We consider a population protocol version of the SIR model. In every round, an individual is chosen uniformly at random. If the individual is susceptible, then it becomes infected w.p. $\beta I_t/N$, where $I_t$ is the number of infections at time $t$ and $N$ is the total number of individuals. If the individual is infected, then it recovers w.p. $\gamma$, whereas, if the individual is already recovered, nothing happens.

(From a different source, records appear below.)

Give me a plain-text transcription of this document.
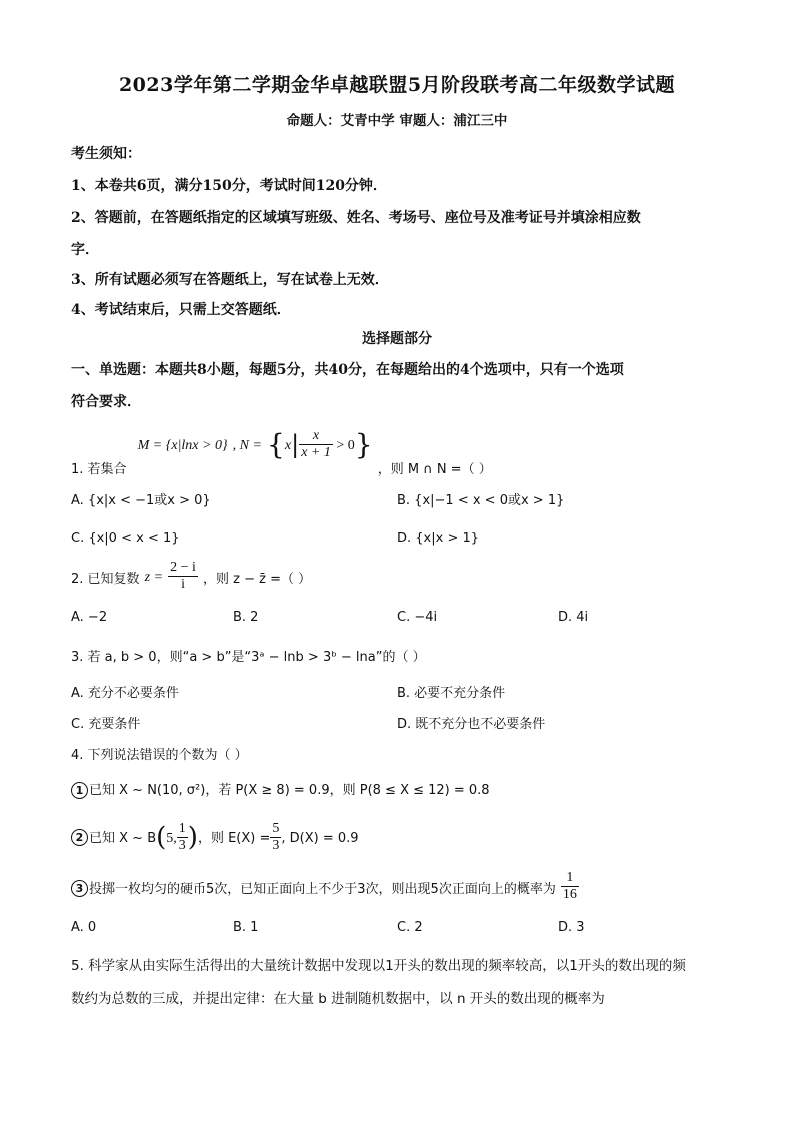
2023学年第二学期金华卓越联盟5月阶段联考高二年级数学试题
命题人：艾青中学 审题人：浦江三中
考生须知：
1、本卷共6页，满分150分，考试时间120分钟．
2、答题前，在答题纸指定的区域填写班级、姓名、考场号、座位号及准考证号并填涂相应数
字．
3、所有试题必须写在答题纸上，写在试卷上无效．
4、考试结束后，只需上交答题纸．
选择题部分
一、单选题：本题共8小题，每题5分，共40分，在每题给出的4个选项中，只有一个选项
符合要求．
$_{1. 若集合}$ M = {x|lnx > 0} , $N = \{x| \frac{x}{x + 1} > 0\}$ $_{,则 M \cap N =( )}$
A. {x|x < −1或x > 0}	B. {x|−1 < x < 0或x > 1}
C. {x|0 < x < 1}	D. {x|x > 1}
2. 已知复数 $z = \frac{2 - i}{i}$ ，则 z − z̄ =（ ）
A. −2	B. 2	C. −4i	D. 4i
3. 若 a, b > 0，则“a > b”是“3ᵃ − lnb > 3ᵇ − lna”的（ ）
A. 充分不必要条件	B. 必要不充分条件
C. 充要条件	D. 既不充分也不必要条件
4. 下列说法错误的个数为（ ）
1 已知 X ~ N(10, σ²)，若 P(X ≥ 8) = 0.9，则 P(8 ≤ X ≤ 12) = 0.8
2 已知 X ~ B(5, $\frac{1}{3}$ )，则 $E(X) = \frac{5}{3}$ , D(X) = 0.9
3 投掷一枚均匀的硬币5次，已知正面向上不少于3次，则出现5次正面向上的概率为 $\frac{1}{16}$
A. 0	B. 1	C. 2	D. 3
5. 科学家从由实际生活得出的大量统计数据中发现以1开头的数出现的频率较高，以1开头的数出现的频
数约为总数的三成，并提出定律：在大量 b 进制随机数据中，以 n 开头的数出现的概率为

We prove sharp bounds on the probability of the disease becoming pandemic vs extinguishing early (dying out quickly). The probability of extinguishing early, $\Pr{\mathcal{E}_{ext}}$, is typically neglected in prior work since most use (deterministic) differential equations. Leveraging on this, using $\Pr{\mathcal{E}_{ext}}$, we proceed by bounding the expected size of the population that contracts the disease $\mathbf{E}\left[R_\infty\right]$. Prior work only calculated $\mathbf{E}\left[R_\infty | \overline{\mathcal{E}_{ext}}\right]$, or obtained non-closed form solutions. We then study the two-country model also accounting for the role of $\Pr{\mathcal{E}_{ext}}$. We assume that both countries have different infection rates $\beta^{(i)}$, but share the same recovery rate $\gamma$. In this model, each round has two steps: First, an individual is chosen u.a.r. and travels w.p. $p_{travel}$ to the other country. Afterwards, the process continues as before with the respective infection rates. Finally, using simulations, we characterise the influence of $p_{travel}$ on the total number of infections. Our simulations show that, depending on the $\beta^{(i)}$, increasing $p_{travel}$ can decrease or increase the expected total number of infections $\mathbf{E}\left[R_\infty\right]$.